Ora, è chiaro che da questo seguito ci si aspettavano due cose, entrambe – devo ammettere – effettivamente presenti: che gli effetti speciali e l'uso della più moderna computer grafica fossero ai massimi standard e che il film rimanesse leggero e un po' esagerato.
Cosa non torna allora? Beh, quasi tutto il resto.

Va bene prendere una sceneggiatura leggera e non particolarmente pretenziosa, ma un minimo di credibilità devi comunque mantenerla, o la famosa sospensione dell'incredulità va a farsi benedire.
Le coincidenze si sprecano, con personaggi che arrivano a incontrarsi e unirsi nella lotta nei modi più assurdi e forzati che io abbia mai visto. Si sprecano anche le idiozie: se già il primo aveva fatto sollevare qualche sopracciglia per i metodi di distruzione di massa utilizzati dagli alieni (i cui danni sul pianeta avrebbero dovuto comportare terribili cambiamenti climatici e non solo), questo secondo tentativo vi lascerà del tutto increduli, più che stupiti, e per i motivi sbagliati.
Lo so, lo so, una recensione deve cercare di essere “free spoilers”, e non intendo venir meno a questa regola, ma alcune scene venivano presentate direttamente nel trailer e fanno da sfondo alla vicenda sin dalle sue premesse, quindi vado sul sicuro nel dirvi che non ha assolutamente senso vedere una navicella spaziale grande quanto un quarto della Terra posarsi sopra di essa senza, che ne so, cambiarne l'asse o la rotazione e devastarne l'intero ecosistema. Tanto più che l'obiettivo dichiarato degli alieni è proprio questo. E potrei continuare: il gigantesco raggio laser, grande dieci volte quelli dello scorso film, ha il solo scopo di raggiungere il centro della Terra e annullarne così i campi magnetici, eliminando l'intera atmosfera e uccidendo tutto ciò che vi è di vivo. Vogliamo parlare di quanto anche solo l'idea sia sbagliata? Pensano veramente che quella sia l'unica conseguenza? E davvero gli tsunami provocati da questa operazione possono lasciar in vita qualcosa (e soprattutto “qualcuno”, non dico chi)? E l'acqua che poi continuerebbe a defluire nel cratere?
Mettersi a fare l'analisi a raggi x al film è inutile, quasi ogni elemento presentato su schermo pare insensato o fuori posto (come l'assemblea di tutti i paesi del mondo, un simil-ONU, che però vede il solo Presidente degli Stati Uniti d'America decidere effettivamente come, quanto e quando difendersi dalla minaccia interplanetaria).
I dettagli potevano essere curati di più. Beh, va bene: ANCHE i dettagli. Però, voglio dire, pure loro fanno una bella differenza, no? Sembra una sciocchezza, ma se mi dici, anche molto sagacemente, che l'astronave madre degli alieni ha un suo campo gravitazionale (e come non potrebbe, date le dimensioni?), poi non puoi ignorare tutto il resto e farmi andare un'automobile per le strade alluvionate di una città con la marmitta infilata, in certe inquadrature, evidentemente sotto il livello dell'acqua. Ma poi, fosse solo quello. Davvero, non posso stare qui a elencare tutte le cose che non tornano o non hanno senso, faremmo notte.
Ah, sì, sì, è un film molto rocambolesco, pieno di azione, ma la tensione per ciò che sta accadendo o ciò che potrebbe avvenire, onestamente, non la si avverte mai. Così come non si sente un feeling emotivo verso i protagonisti, o le vittime. Tutto sembra accadere in modo inevitabile, quasi meccanico, senza colpi di scena o picchi di pathos. Piatto, nonostante la massiccia dose di voli in astronave, bombardamenti, fuochi di copertura, corse al limite del tempo e morti.

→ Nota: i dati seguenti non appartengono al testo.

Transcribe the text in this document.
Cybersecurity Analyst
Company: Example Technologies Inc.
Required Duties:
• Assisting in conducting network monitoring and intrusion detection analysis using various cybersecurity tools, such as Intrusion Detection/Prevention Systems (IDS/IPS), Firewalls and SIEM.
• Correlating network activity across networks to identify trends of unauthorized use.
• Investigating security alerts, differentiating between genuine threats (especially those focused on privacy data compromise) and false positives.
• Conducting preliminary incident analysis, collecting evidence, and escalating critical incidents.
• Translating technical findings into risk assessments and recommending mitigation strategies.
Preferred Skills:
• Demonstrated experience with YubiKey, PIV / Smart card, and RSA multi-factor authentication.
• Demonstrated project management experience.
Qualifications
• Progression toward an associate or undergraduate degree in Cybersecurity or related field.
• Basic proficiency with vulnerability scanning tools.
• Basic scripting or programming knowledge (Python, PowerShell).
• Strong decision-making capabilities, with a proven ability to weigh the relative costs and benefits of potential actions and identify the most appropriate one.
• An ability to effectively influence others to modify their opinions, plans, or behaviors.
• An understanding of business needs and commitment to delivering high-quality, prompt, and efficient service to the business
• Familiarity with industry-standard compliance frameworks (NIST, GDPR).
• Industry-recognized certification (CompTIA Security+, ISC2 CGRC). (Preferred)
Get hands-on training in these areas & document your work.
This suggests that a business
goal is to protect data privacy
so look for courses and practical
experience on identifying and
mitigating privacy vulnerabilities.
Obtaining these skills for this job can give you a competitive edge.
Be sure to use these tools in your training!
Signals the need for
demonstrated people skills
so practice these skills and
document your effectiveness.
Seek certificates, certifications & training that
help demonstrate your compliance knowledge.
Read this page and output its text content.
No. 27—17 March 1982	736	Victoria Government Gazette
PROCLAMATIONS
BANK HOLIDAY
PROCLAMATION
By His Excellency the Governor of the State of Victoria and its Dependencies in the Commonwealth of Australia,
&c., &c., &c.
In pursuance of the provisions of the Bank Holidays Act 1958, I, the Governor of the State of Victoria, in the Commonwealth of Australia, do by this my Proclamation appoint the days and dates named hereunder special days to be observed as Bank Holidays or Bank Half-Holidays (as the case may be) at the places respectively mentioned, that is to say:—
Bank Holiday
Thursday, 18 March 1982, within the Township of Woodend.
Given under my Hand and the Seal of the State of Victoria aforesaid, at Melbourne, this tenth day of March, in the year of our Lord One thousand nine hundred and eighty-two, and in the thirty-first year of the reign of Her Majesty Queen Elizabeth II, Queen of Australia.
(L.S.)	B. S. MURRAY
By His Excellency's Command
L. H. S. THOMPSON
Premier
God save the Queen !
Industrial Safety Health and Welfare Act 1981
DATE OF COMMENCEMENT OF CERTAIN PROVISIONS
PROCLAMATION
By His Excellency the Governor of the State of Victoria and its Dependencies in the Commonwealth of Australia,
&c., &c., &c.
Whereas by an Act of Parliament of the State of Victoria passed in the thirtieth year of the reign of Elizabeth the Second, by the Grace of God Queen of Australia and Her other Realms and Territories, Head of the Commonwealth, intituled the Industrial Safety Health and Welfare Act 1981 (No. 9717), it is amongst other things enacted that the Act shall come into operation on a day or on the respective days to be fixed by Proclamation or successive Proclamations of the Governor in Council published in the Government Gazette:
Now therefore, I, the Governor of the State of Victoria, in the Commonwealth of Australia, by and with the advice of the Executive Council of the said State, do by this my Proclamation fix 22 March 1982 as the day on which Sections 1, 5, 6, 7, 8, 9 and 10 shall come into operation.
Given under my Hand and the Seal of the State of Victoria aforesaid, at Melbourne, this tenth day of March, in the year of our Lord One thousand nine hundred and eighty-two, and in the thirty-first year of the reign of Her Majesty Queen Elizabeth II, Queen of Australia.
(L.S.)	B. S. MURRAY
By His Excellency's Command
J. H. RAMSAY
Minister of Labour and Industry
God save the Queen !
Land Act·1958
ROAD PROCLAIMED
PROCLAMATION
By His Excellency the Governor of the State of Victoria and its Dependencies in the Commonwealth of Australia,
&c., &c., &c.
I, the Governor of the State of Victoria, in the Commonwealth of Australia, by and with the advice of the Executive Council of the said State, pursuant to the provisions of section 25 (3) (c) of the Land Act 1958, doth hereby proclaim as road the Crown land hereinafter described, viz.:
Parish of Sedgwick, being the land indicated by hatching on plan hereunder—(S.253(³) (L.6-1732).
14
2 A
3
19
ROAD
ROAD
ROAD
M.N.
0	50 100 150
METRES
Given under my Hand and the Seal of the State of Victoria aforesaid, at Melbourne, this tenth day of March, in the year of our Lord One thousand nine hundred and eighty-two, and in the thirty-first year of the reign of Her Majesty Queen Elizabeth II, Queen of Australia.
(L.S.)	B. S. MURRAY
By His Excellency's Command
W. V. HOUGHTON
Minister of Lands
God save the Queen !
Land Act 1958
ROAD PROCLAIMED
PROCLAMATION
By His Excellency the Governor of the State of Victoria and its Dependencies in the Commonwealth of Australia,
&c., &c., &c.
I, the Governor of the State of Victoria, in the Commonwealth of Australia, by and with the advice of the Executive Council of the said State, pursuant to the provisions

Gli attori sono un'altra nota dolente. Alcuni hanno delle battute oscene, del tutto fuori posto e, onestamente, fuori contesto (una su tutte, un dialogo tra uno dei protagonisti e una comparsa agli ultimi istanti di vita che sembra uno spezzone di un Late Show). Altri, semplicemente, non sanno far bene neppure con ciò che di accettabile si fornisce loro. Persino Jeff Goldblum (David, nel film), Judd Hirsch (suo padre) e Bill Pullman (il Presidente degli USA nella prima pellicola) – i pezzi da novanta di questo sforzo cinematografico (per gli spettatori, mica per altri) – non convincono del tutto, nonostante l'esperienza. Forse si possono salvare i giovani Liam Hemsworth (il fratellino di “Thor”), Jessie Usher (nei panni del miglior pilota di caccia del mondo, come fu per il personaggio di Will Smith nel precedente film) e Maika Monroe (la figlia dell'ex-Presidente), che pur non eccellendo riescono comunque a dar un minimo di spessore a personaggi privi di un forte background, o che nello scorso film avevano funto magari solamente da comparse. Bisogna ammettere, poi, che tutti risentono della povertà dei ruoli che devono impersonare.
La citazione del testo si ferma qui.